Un gruppo che ha superato il primo grande ostacolo verso il titolo, domenica, al termine di una battaglia contro le campionesse d’Italia in carica di Colorno. “Sapevamo che con Colorno sarebbe stata una sfida ad alto ritmo ed alta intensità fisica, ed in effetti così è stato, perché le ragazze di entrambi i team ci hanno dato dentro (sorride, ndr). Siamo riusciti a superare il contest in quel senso. Siamo molto contenti di quanto fatto, e soddisfatti per il traguardo raggiunto. Poi, va detto che abbiamo giocato in casa, di fronte ad un pubblico fantastico, con 500/600 persone sugli spalti. Un bell’ambiente, una bella situazione. L’atmosfera ci ha spinto, in quella che, di fatto, siamo consci fosse una prima finale, anche alla luce di quanto accaduto nelle ultime stagioni. In pratica è come se andassimo a giocarne due, di partite decisive, nell’arco di sei giorni”, spiega ad OnRugby Nicola Bezzati già proiettato sull’atto finale in terra bresciana, da attendere (e vivere), però, con serenità, per quanto possibile.

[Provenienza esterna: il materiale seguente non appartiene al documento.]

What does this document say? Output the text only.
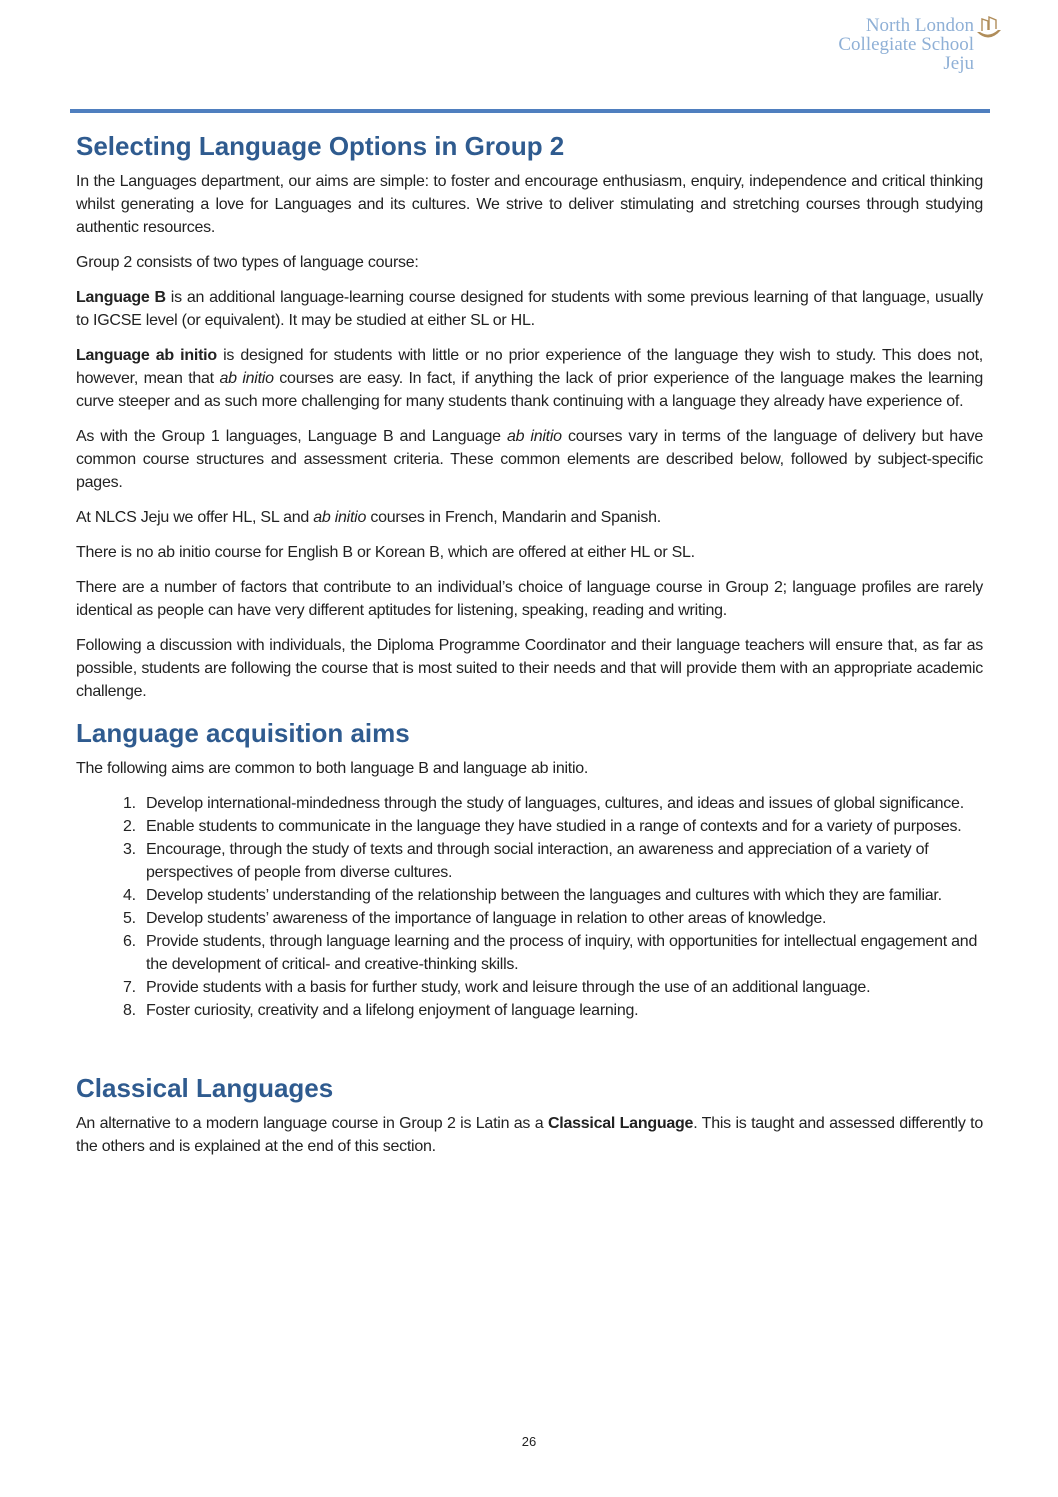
North London
Collegiate School
Jeju
Selecting Language Options in Group 2

In the Languages department, our aims are simple: to foster and encourage enthusiasm, enquiry, independence and critical thinking whilst generating a love for Languages and its cultures. We strive to deliver stimulating and stretching courses through studying authentic resources.

Group 2 consists of two types of language course:

Language B is an additional language-learning course designed for students with some previous learning of that language, usually to IGCSE level (or equivalent). It may be studied at either SL or HL.

Language ab initio is designed for students with little or no prior experience of the language they wish to study. This does not, however, mean that ab initio courses are easy. In fact, if anything the lack of prior experience of the language makes the learning curve steeper and as such more challenging for many students thank continuing with a language they already have experience of.

As with the Group 1 languages, Language B and Language ab initio courses vary in terms of the language of delivery but have common course structures and assessment criteria. These common elements are described below, followed by subject-specific pages.

At NLCS Jeju we offer HL, SL and ab initio courses in French, Mandarin and Spanish.

There is no ab initio course for English B or Korean B, which are offered at either HL or SL.

There are a number of factors that contribute to an individual’s choice of language course in Group 2; language profiles are rarely identical as people can have very different aptitudes for listening, speaking, reading and writing.

Following a discussion with individuals, the Diploma Programme Coordinator and their language teachers will ensure that, as far as possible, students are following the course that is most suited to their needs and that will provide them with an appropriate academic challenge.

Language acquisition aims

The following aims are common to both language B and language ab initio.

1. Develop international-mindedness through the study of languages, cultures, and ideas and issues of global significance.
2. Enable students to communicate in the language they have studied in a range of contexts and for a variety of purposes.
3. Encourage, through the study of texts and through social interaction, an awareness and appreciation of a variety of perspectives of people from diverse cultures.
4. Develop students’ understanding of the relationship between the languages and cultures with which they are familiar.
5. Develop students’ awareness of the importance of language in relation to other areas of knowledge.
6. Provide students, through language learning and the process of inquiry, with opportunities for intellectual engagement and the development of critical- and creative-thinking skills.
7. Provide students with a basis for further study, work and leisure through the use of an additional language.
8. Foster curiosity, creativity and a lifelong enjoyment of language learning.
Classical Languages

An alternative to a modern language course in Group 2 is Latin as a Classical Language. This is taught and assessed differently to the others and is explained at the end of this section.

26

“Questa settimana abbiamo volutamente messo poca pressione sulle ragazze. Non abbiamo cambiato nulla nel nostro modus operandi. Ovviamente abbiamo studiato l’attacco del Villorba, e dovremo stare particolarmente attenti ad individualità del calibro di Barattin e Furlan, su tutte, che hanno grande esperienza in contesti di alto livello e possono cambiare la partita in ogni singolo momento. Il nostro focus, tuttavia, è su noi stessi, sul nostro game plan, stabilito e limato negli ultimi mesi, che dovremo sviluppare nel modo migliore possibile. Di sicuro il lavoro fatto in stagione e nelle ultime settimane ha portato positività e, come sempre, la finale non sarà un esame per dare un giudizio sull’operato complessivo di un’annata, ma l’occasione per toglierci una soddisfazione e chiudere questi mesi di grande impegno al meglio”, spiega il coach, prima di confessare un pizzico di amarezza per le sensazioni generali, createsi dall’esterno, attorno al suo team, in avvio di annata.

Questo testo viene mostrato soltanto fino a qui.